“Do you mind telling me how you happened to come to this place?” he asked.
She answered indifferently: “Supposing that the Japanese had stolen the papers, I searched Maku’s room at our house. There was a torn envelope there, with the name ‘Arima’ printed in the corner.”
Alcatrante bowed. “You are cleverer than most Americans, my dear young lady,” he said. His lips curved into a smile that disclosed his fangs.
“That,” she replied, “is as it may be. But I have not your admiration for trickery, Mr. Alcatrante.”
Again he smiled. “Ah,” he exclaimed, “trickery is the detail work of diplomacy.” Then with a shade of seriousness in his voice, he asked: “Why did you use that word ‘unless’?”
“Why, indeed?” She made this noncommittal answer, and if Alcatrante had hoped to soothe her into friendliness and draw from her a clue to her suspicions, he was disappointed.
There was another period of silence, broken at last by the Japanese. “The fact that we have failed, my dear young lady,” he said, “makes concealment unnecessary. I know, of course, that this matter will never become public. You understand that the representatives of great nations often have to take steps which, as private citizens, they would never think of.”
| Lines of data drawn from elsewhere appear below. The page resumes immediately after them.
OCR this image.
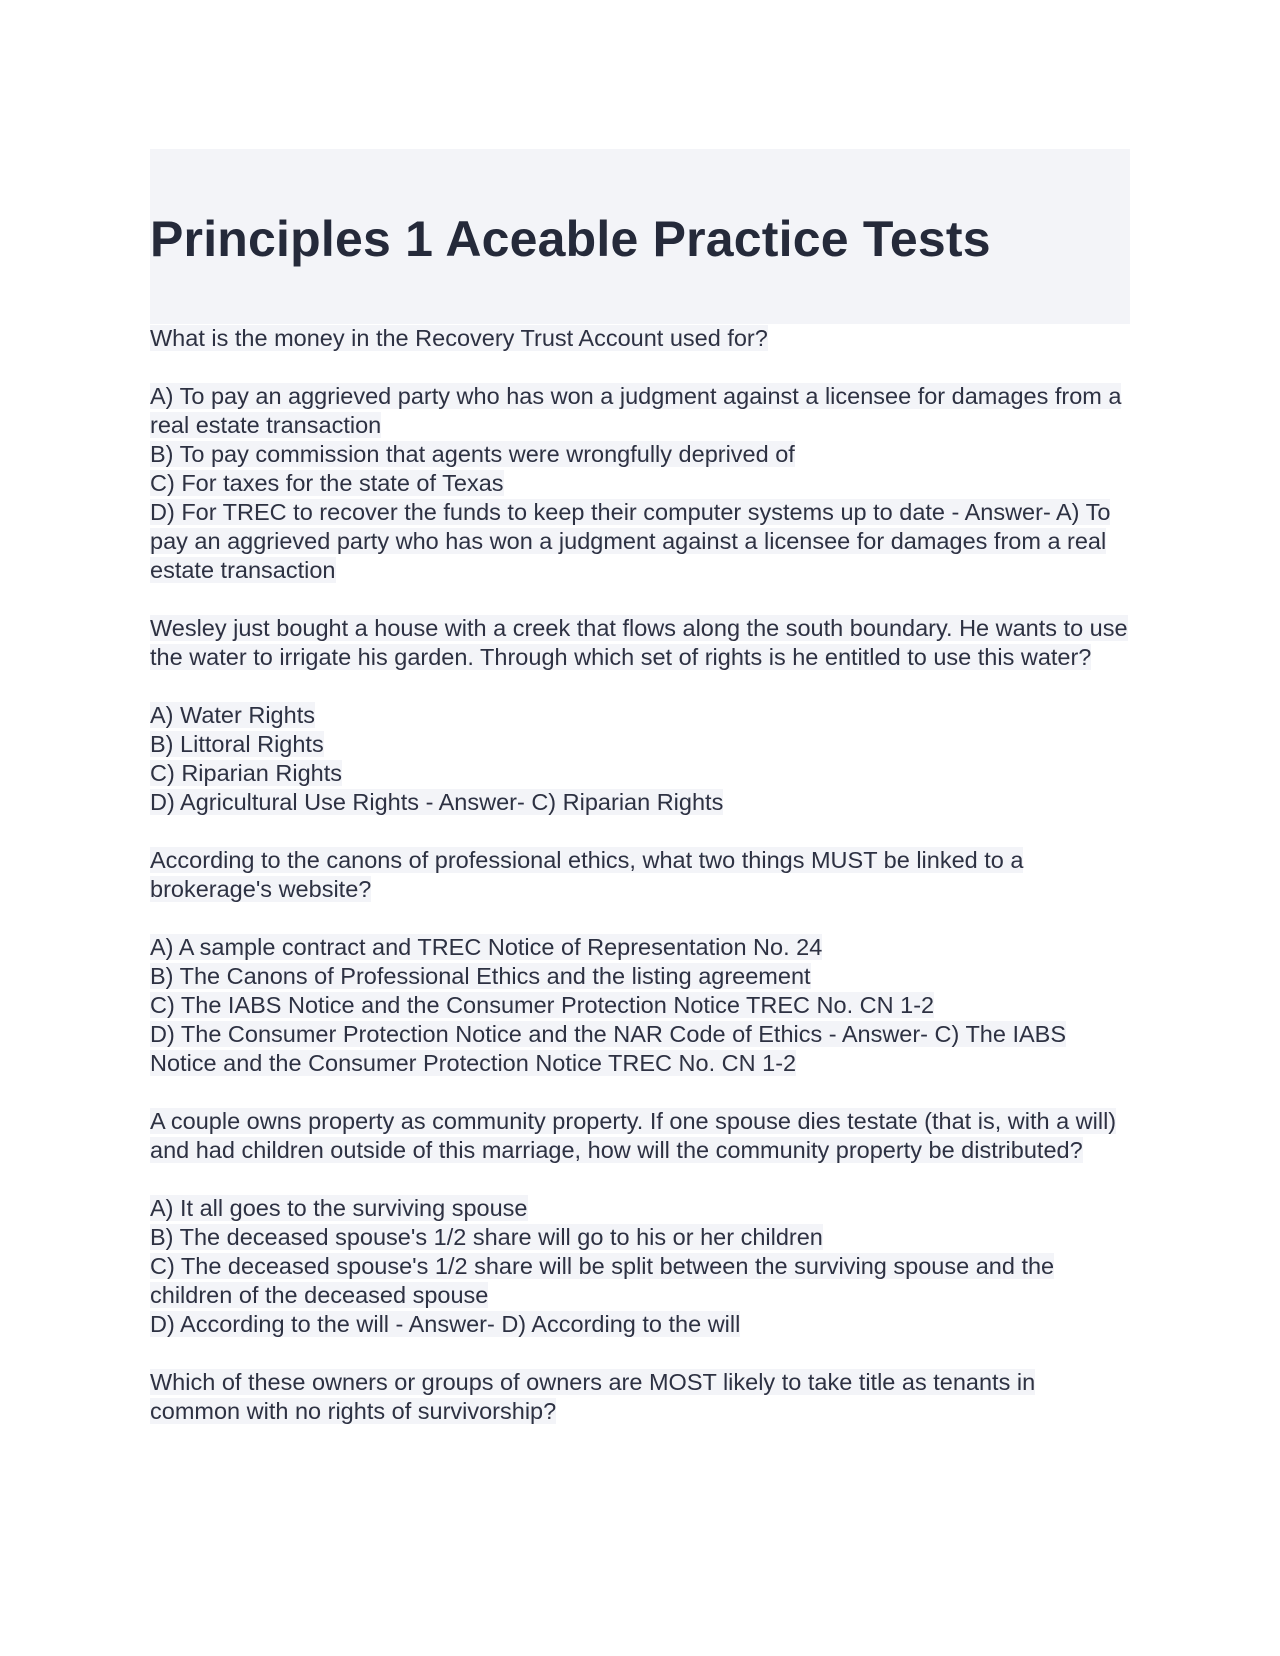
Principles 1 Aceable Practice Tests

What is the money in the Recovery Trust Account used for?

A) To pay an aggrieved party who has won a judgment against a licensee for damages from a real estate transaction

B) To pay commission that agents were wrongfully deprived of

C) For taxes for the state of Texas

D) For TREC to recover the funds to keep their computer systems up to date - Answer- A) To pay an aggrieved party who has won a judgment against a licensee for damages from a real estate transaction

Wesley just bought a house with a creek that flows along the south boundary. He wants to use the water to irrigate his garden. Through which set of rights is he entitled to use this water?

A) Water Rights

B) Littoral Rights

C) Riparian Rights

D) Agricultural Use Rights - Answer- C) Riparian Rights

According to the canons of professional ethics, what two things MUST be linked to a brokerage's website?

A) A sample contract and TREC Notice of Representation No. 24

B) The Canons of Professional Ethics and the listing agreement

C) The IABS Notice and the Consumer Protection Notice TREC No. CN 1-2

D) The Consumer Protection Notice and the NAR Code of Ethics - Answer- C) The IABS Notice and the Consumer Protection Notice TREC No. CN 1-2

A couple owns property as community property. If one spouse dies testate (that is, with a will) and had children outside of this marriage, how will the community property be distributed?

A) It all goes to the surviving spouse

B) The deceased spouse's 1/2 share will go to his or her children

C) The deceased spouse's 1/2 share will be split between the surviving spouse and the children of the deceased spouse

D) According to the will - Answer- D) According to the will

Which of these owners or groups of owners are MOST likely to take title as tenants in common with no rights of survivorship?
“Yes,” she answered, “I understand. There is no more to be said. Good-day.”
There was a step and the sound of the door closing. She had gone.
Alcatrante and the Japanese looked at each other. “We have not failed—yet,” said Alcatrante in French. “The girl does not know where the documents are, or she would not have come here. If her father does not have them before midnight our plans are safe. We remain merely at a loss as to the details of the documents, and we already know what they contain in a general way.”